/lant

boggle solver

Primary LanguageHTML

lant - Boggle for other languages.

Boggle is a word game designed by Allan Turoff and originally distributed by Parker Brothers. The game is played using a plastic grid of lettered dice, in which players attempt to find words in sequences of adjacent letters. -- Boggle - wikipedia

Inspiration and goals.

I like learning languages, I used to study Celtic philology where I studied Irish, Welsh and other minority languages. During that time I got to visit the few places that still have native speakers of these languages and experienced a bit of their interesting cultures. I learned that there are fewer and fewer speakers and that great efforts are being made to preserve their linguistic habitats. Also at that time I got introduced to Boggle for English and spent a lot of time playing with friends expanding and refreshing my vocabulary with each game. And there wasn't a boggle game for Irish. I created one and later on, expanded the code to be able to produce such boards for other languages and variants of the game (board sizes).

I imagine playing games in a minority language is a way to help preserve it. It can be fun for both native speakers and foreign learners.

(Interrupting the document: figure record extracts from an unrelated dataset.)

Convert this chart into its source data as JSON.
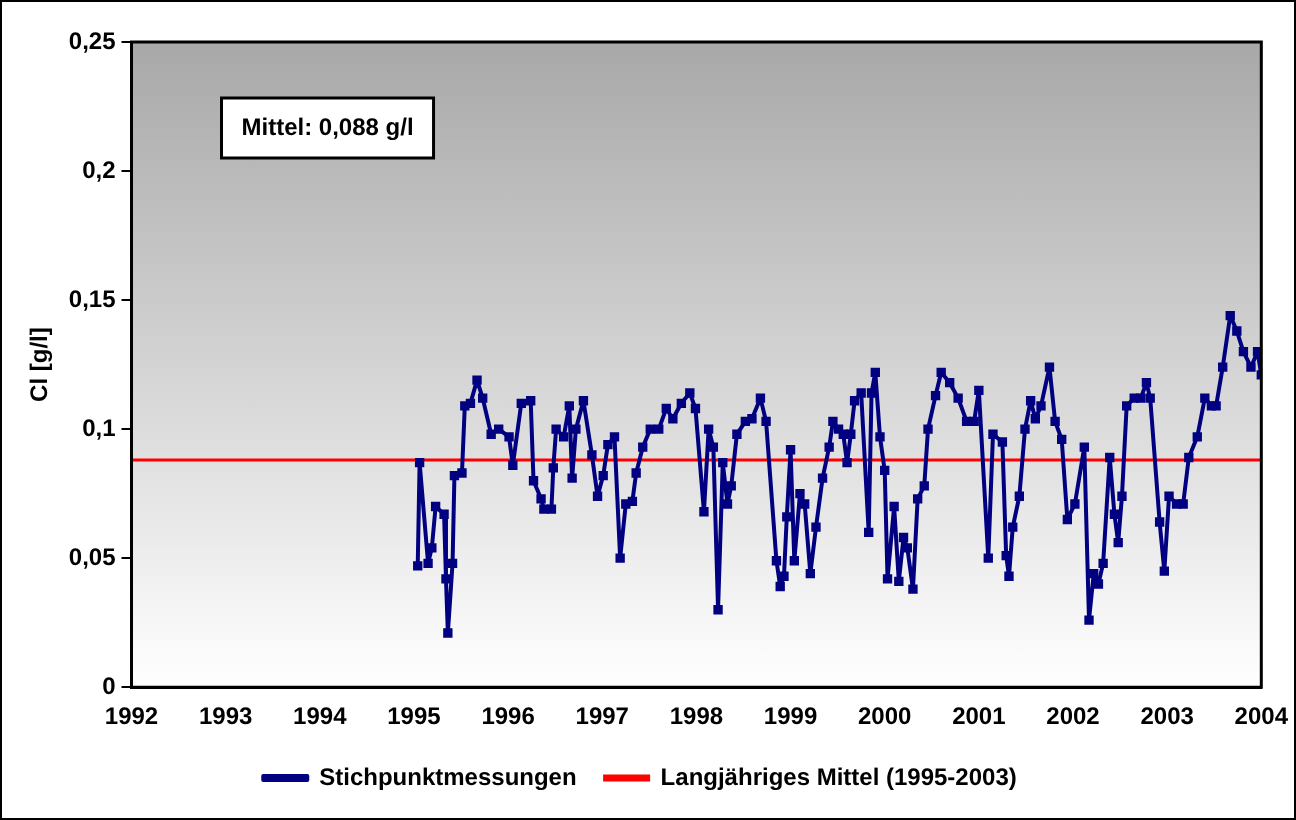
{
  "chart_data": {
    "type": "line",
    "ylabel": "Cl [g/l]",
    "xlim": [
      1992,
      2004
    ],
    "xticks": [
      1992,
      1993,
      1994,
      1995,
      1996,
      1997,
      1998,
      1999,
      2000,
      2001,
      2002,
      2003,
      2004
    ],
    "ylim": [
      0,
      0.25
    ],
    "yticks": [
      {
        "value": 0,
        "label": "0"
      },
      {
        "value": 0.05,
        "label": "0,05"
      },
      {
        "value": 0.1,
        "label": "0,1"
      },
      {
        "value": 0.15,
        "label": "0,15"
      },
      {
        "value": 0.2,
        "label": "0,2"
      },
      {
        "value": 0.25,
        "label": "0,25"
      }
    ],
    "grid": false,
    "legend": "bottom",
    "marker": "square",
    "line_style": "solid",
    "annotations": [
      "Mittel: 0,088 g/l"
    ],
    "ref_lines": [
      {
        "axis": "y",
        "value": 0.088,
        "label": "Langjähriges Mittel (1995-2003)",
        "color": "#ff0000"
      }
    ],
    "series": [
      {
        "name": "Stichpunktmessungen",
        "color": "#000080",
        "x": [
          1995.04,
          1995.06,
          1995.15,
          1995.19,
          1995.23,
          1995.32,
          1995.34,
          1995.36,
          1995.41,
          1995.43,
          1995.51,
          1995.54,
          1995.6,
          1995.67,
          1995.73,
          1995.82,
          1995.9,
          1996.01,
          1996.05,
          1996.14,
          1996.24,
          1996.27,
          1996.35,
          1996.38,
          1996.46,
          1996.48,
          1996.51,
          1996.59,
          1996.65,
          1996.68,
          1996.72,
          1996.8,
          1996.89,
          1996.95,
          1997.01,
          1997.06,
          1997.13,
          1997.19,
          1997.25,
          1997.32,
          1997.36,
          1997.43,
          1997.51,
          1997.6,
          1997.68,
          1997.75,
          1997.84,
          1997.93,
          1997.99,
          1998.08,
          1998.13,
          1998.18,
          1998.23,
          1998.28,
          1998.33,
          1998.37,
          1998.43,
          1998.52,
          1998.59,
          1998.68,
          1998.74,
          1998.85,
          1998.89,
          1998.93,
          1998.96,
          1999.0,
          1999.04,
          1999.1,
          1999.15,
          1999.21,
          1999.27,
          1999.34,
          1999.41,
          1999.45,
          1999.51,
          1999.56,
          1999.6,
          1999.64,
          1999.68,
          1999.75,
          1999.83,
          1999.86,
          1999.9,
          1999.95,
          2000.0,
          2000.03,
          2000.1,
          2000.15,
          2000.2,
          2000.24,
          2000.3,
          2000.35,
          2000.42,
          2000.46,
          2000.54,
          2000.6,
          2000.69,
          2000.78,
          2000.87,
          2000.95,
          2001.0,
          2001.1,
          2001.15,
          2001.25,
          2001.29,
          2001.32,
          2001.36,
          2001.43,
          2001.49,
          2001.55,
          2001.6,
          2001.66,
          2001.75,
          2001.81,
          2001.88,
          2001.94,
          2002.02,
          2002.12,
          2002.17,
          2002.22,
          2002.27,
          2002.32,
          2002.39,
          2002.44,
          2002.48,
          2002.52,
          2002.57,
          2002.65,
          2002.72,
          2002.78,
          2002.82,
          2002.92,
          2002.97,
          2003.02,
          2003.1,
          2003.17,
          2003.23,
          2003.32,
          2003.4,
          2003.47,
          2003.52,
          2003.59,
          2003.67,
          2003.74,
          2003.81,
          2003.89,
          2003.96,
          2004.0
        ],
        "values": [
          0.047,
          0.087,
          0.048,
          0.054,
          0.07,
          0.067,
          0.042,
          0.021,
          0.048,
          0.082,
          0.083,
          0.109,
          0.11,
          0.119,
          0.112,
          0.098,
          0.1,
          0.097,
          0.086,
          0.11,
          0.111,
          0.08,
          0.073,
          0.069,
          0.069,
          0.085,
          0.1,
          0.097,
          0.109,
          0.081,
          0.1,
          0.111,
          0.09,
          0.074,
          0.082,
          0.094,
          0.097,
          0.05,
          0.071,
          0.072,
          0.083,
          0.093,
          0.1,
          0.1,
          0.108,
          0.104,
          0.11,
          0.114,
          0.108,
          0.068,
          0.1,
          0.093,
          0.03,
          0.087,
          0.071,
          0.078,
          0.098,
          0.103,
          0.104,
          0.112,
          0.103,
          0.049,
          0.039,
          0.043,
          0.066,
          0.092,
          0.049,
          0.075,
          0.071,
          0.044,
          0.062,
          0.081,
          0.093,
          0.103,
          0.1,
          0.098,
          0.087,
          0.098,
          0.111,
          0.114,
          0.06,
          0.114,
          0.122,
          0.097,
          0.084,
          0.042,
          0.07,
          0.041,
          0.058,
          0.054,
          0.038,
          0.073,
          0.078,
          0.1,
          0.113,
          0.122,
          0.118,
          0.112,
          0.103,
          0.103,
          0.115,
          0.05,
          0.098,
          0.095,
          0.051,
          0.043,
          0.062,
          0.074,
          0.1,
          0.111,
          0.104,
          0.109,
          0.124,
          0.103,
          0.096,
          0.065,
          0.071,
          0.093,
          0.026,
          0.044,
          0.04,
          0.048,
          0.089,
          0.067,
          0.056,
          0.074,
          0.109,
          0.112,
          0.112,
          0.118,
          0.112,
          0.064,
          0.045,
          0.074,
          0.071,
          0.071,
          0.089,
          0.097,
          0.112,
          0.109,
          0.109,
          0.124,
          0.144,
          0.138,
          0.13,
          0.124,
          0.13,
          0.121
        ]
      }
    ]
  }
}
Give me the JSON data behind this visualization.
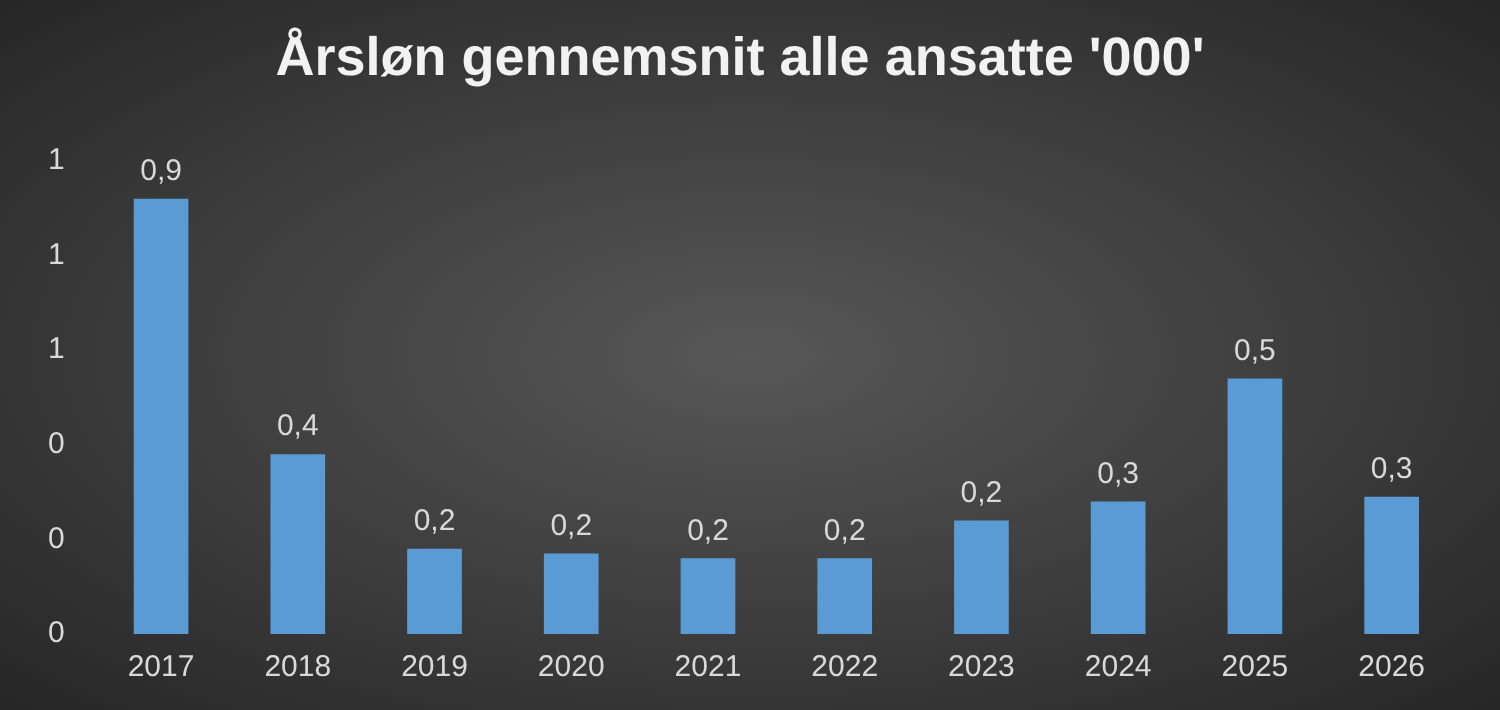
{
  "chart_data": {
    "type": "bar",
    "title": "Årsløn gennemsnit alle ansatte '000'",
    "categories": [
      "2017",
      "2018",
      "2019",
      "2020",
      "2021",
      "2022",
      "2023",
      "2024",
      "2025",
      "2026"
    ],
    "values": [
      0.92,
      0.38,
      0.18,
      0.17,
      0.16,
      0.16,
      0.24,
      0.28,
      0.54,
      0.29
    ],
    "value_labels": [
      "0,9",
      "0,4",
      "0,2",
      "0,2",
      "0,2",
      "0,2",
      "0,2",
      "0,3",
      "0,5",
      "0,3"
    ],
    "color": "#5b9bd5",
    "ylim": [
      0,
      1
    ],
    "yticks": [
      {
        "value": 0,
        "label": "0"
      },
      {
        "value": 0.2,
        "label": "0"
      },
      {
        "value": 0.4,
        "label": "0"
      },
      {
        "value": 0.6,
        "label": "1"
      },
      {
        "value": 0.8,
        "label": "1"
      },
      {
        "value": 1,
        "label": "1"
      }
    ],
    "grid": false,
    "legend": false
  }
}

I set a goal for myself which is impossible in purpose. I want to create a boggle version for every language there is, provided it is possible (some scripts lend themselves to this game better than others, like Japanese kanji or morse code aren't that great). And there are thousands of languages. I expect to find interesting algorithmic challenges on the way.

The result

boggle.brak.me - The results of the algorithm can be seen on my website as an off-line game

Pre-requisites.

The biggest problem in creating a boggle for a new language is obtaining a quality frequency-sorted wordlist for the language. So you won't really be able to enjoy this application unless you have some experience in finding such resources. Some linguistic knowledge will also be required to deal with languages that use non-latin scripts and in general to assess whether the game you created is playable.

Code standards

  • python3
  • 100 chars per line
  • Keep it as simple as possible but not simpler
  • Performance is important

Definitions and variable name shortcuts used in the project:

  • iso - whenever used, refers to 3 letter language identifier ISO_639-3
  • iso2 - 2 letter equivalent, for some external systems that use it
  • word form - inflected word, orthographically distinct form of a lemma
  • lemma - canonical, dictionary form of a word, as opposed to word forms, also wikipedia
  • frequency word list - plan text file with word forms of a given language, sorted by frequency of use in the standard text, in descending order , the format is word1\nword2\n...
  • standard text - there is no such thing as a standard text of a language, yet we need one for frequency analysis, in such absence we will use subjective judgement and be happy with it
  • board_string - the ultimate goal of the experiment for a given language, represents dice walls, split into chunks of 6 gives you the dice, it is used to display the game

Some definitions are used loosely, while I had some training in linguistics, a better linguist will be quick to spot opportunities for philosophical debate, because what is a letter really? I'm not into this kind of debates. All useful comments are welcome though.

Log levels

The project uses python logging to deliver two levels of information to log.txt:

  • DEBUG - all steps of the process are recorded
  • INFO - only the results meaningful to the end goal of finding the right string

You ca also get the breakdown of all results using report subcommand.

Tests

To run tests:

python tests.py

This project is mainly used with human present so there aren't many needed. More will come when cleverer algorithms get introduced.

To do

  • Rewrite Solver, the main algorithm to Cython and see if performance gains are possible.
  • Find out and document why running on PyPy is at least 10x slower (and getting slower as script runs, leaks?)

Licensing

This code is MIT License where applicable (a portion was taken from Stack Overflow which is supposedly CC). The word lists and texts are different matter and to be honest I haven't figured out the licensing issues, they are mighty complex. I am doing my best not to steal any one's property but definitely will by accident. I guess the project will need to be restarted one day when I will have spent more time on these issues.